The war on drugs has many effects, some good, more, in my opinion, bad. I propose here to concentrate on a single effect, the cost in human lives.
The accompanying chart plots the homicide rate per l00,000 population from 1910 to 1989. (All figures are drawn from the "Statistical Abstract of the United States," and "Historical Statistics of the United States." ) There was a steady rise through World War I, and then an even steeper rise when the 18th Amendment prohibiting the production, distribution and sale of alcoholic beverages became effective. That rise peaked in 1933, the year in which the Prohibition amendment was repealed. The homicide rate then fell, at first rapidly, and then more slowly to the mid-1950s, except for a brief but sharp rise during and after World War II-repeating the behavior during World War I. In the mid-1960s, the homicide rate started to rise, and then soared after the war on drugs was launched by President Nixon and continued by his successors.

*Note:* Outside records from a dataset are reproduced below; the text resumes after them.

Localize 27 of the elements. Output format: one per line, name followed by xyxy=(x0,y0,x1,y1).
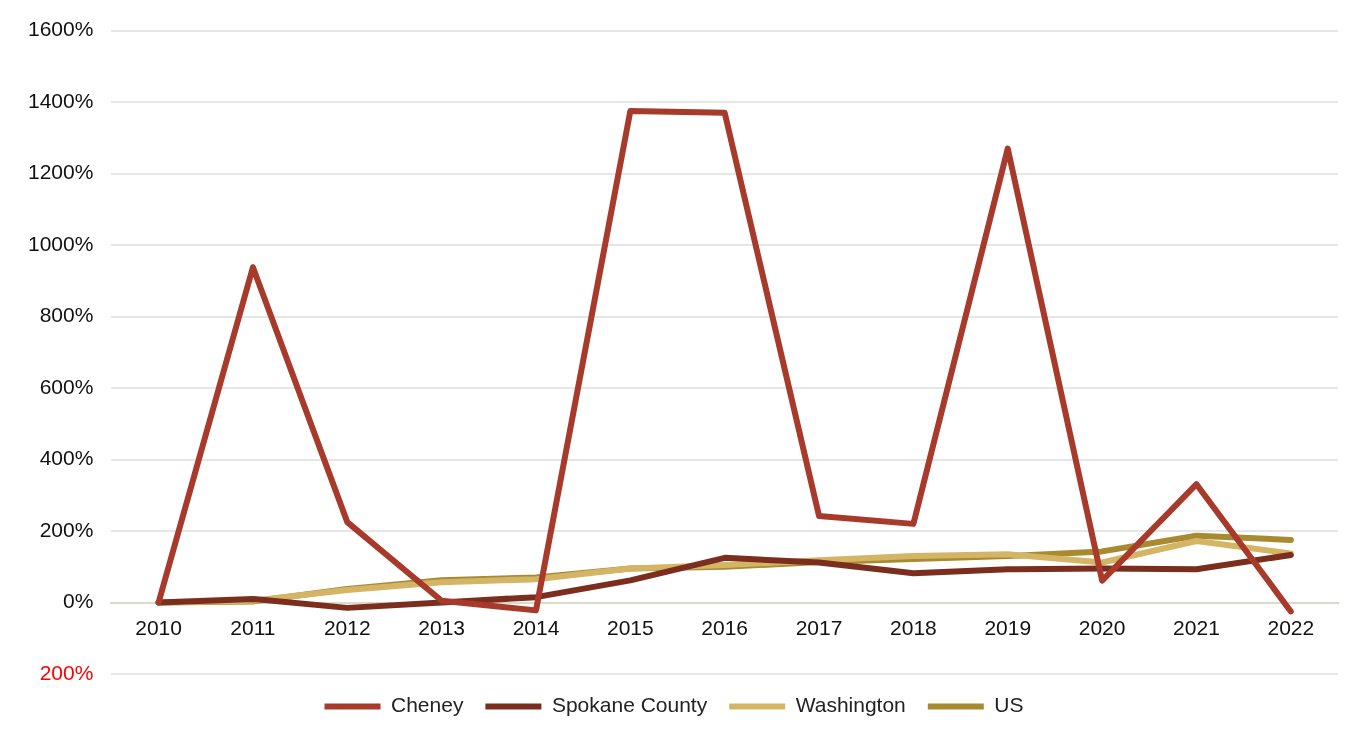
x-tick-label: 2012 xyxy=(323,615,371,639)
y-tick-label: 1200% xyxy=(28,160,94,184)
y-tick-label: 1000% xyxy=(28,231,94,255)
x-tick-label: 2019 xyxy=(984,615,1032,639)
x-tick-label: 2021 xyxy=(1173,615,1220,639)
x-tick-label: 2018 xyxy=(890,615,937,639)
x-tick-label: 2020 xyxy=(1078,615,1126,639)
x-tick-label: 2014 xyxy=(512,615,560,639)
x-tick-label: 2010 xyxy=(135,615,182,639)
y-tick-label: 400% xyxy=(39,446,94,470)
y-tick-label: 800% xyxy=(39,303,94,327)
y-tick-label: 1600% xyxy=(28,17,94,41)
legend-label: US xyxy=(994,693,1024,717)
y-tick-label: 200% xyxy=(39,660,94,684)
legend-label: Washington xyxy=(795,693,906,717)
y-tick-label: 200% xyxy=(39,517,94,541)
y-tick-label: 600% xyxy=(39,374,94,398)
x-tick-label: 2011 xyxy=(230,615,276,639)
legend-label: Cheney xyxy=(391,693,464,717)
x-tick-label: 2017 xyxy=(795,615,843,639)
y-tick-label: 1400% xyxy=(28,88,94,112)
x-tick-label: 2016 xyxy=(701,615,749,639)
legend-label: Spokane County xyxy=(551,693,708,717)
x-tick-label: 2013 xyxy=(418,615,465,639)
x-tick-label: 2015 xyxy=(606,615,654,639)
y-tick-label: 0% xyxy=(63,589,94,613)
x-tick-label: 2022 xyxy=(1267,615,1315,639)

The second series in the chart, the number of prisoners received, for which data are readily available to me only from 1925, confirms the effect of both alcoholic prohibition and drug prohibition on recorded criminality, though unlike the homicide rate it has recently risen to far higher rates than during the 1930s.
The accompanying table shows the average rate of homicides and of prisoners received by decades from the 1950s on. The difference between the homicide rate in the 1980s and in the 1950s, adjusted for the current population of the U.S., implies almost 11,000 extra homicides per year; compared with the 1960s, more than 8,000. Similar estimates for prisoners received come to more than 80,000 extra prisoners compared with the 1950s, nearly 90,000 compared with the 1960s.
The Crime Boom
Average Rates per 100,000 population
Sources: Historical Statistics of the United States; Statistical Abstract of the United States
Granted that the whole of the difference may not be attributable to the war on drugs. Many other things were going on during the decades from the '50s to the '80s. However, there seems little doubt that the war on drugs is the single most important factor that produced such drastic increases. Even if only half the effect is attributed to the war on drugs, 5,000 extra homicides a year and 45,000 extra prisoners is a high cost, and that price does not include the lives lost in Colombia, Peru and elsewhere, because we cannot enforce our own laws, or the lives lost through adulterated drugs in a black market, or the culture of violence, disrespect for the law, corruption of law enforcement offi- cials and disregard of civil liberties unleashed by the war on drugs.
No doubt there have been some favorable effects of the war on drugs. There does appear to have been a considerable reduction in the casual use of drugs. But it is hard to believe that the good effects come anywhere close to being large enough to justify the human cost of the war on drugs in terms of lives lost and lives destroyed.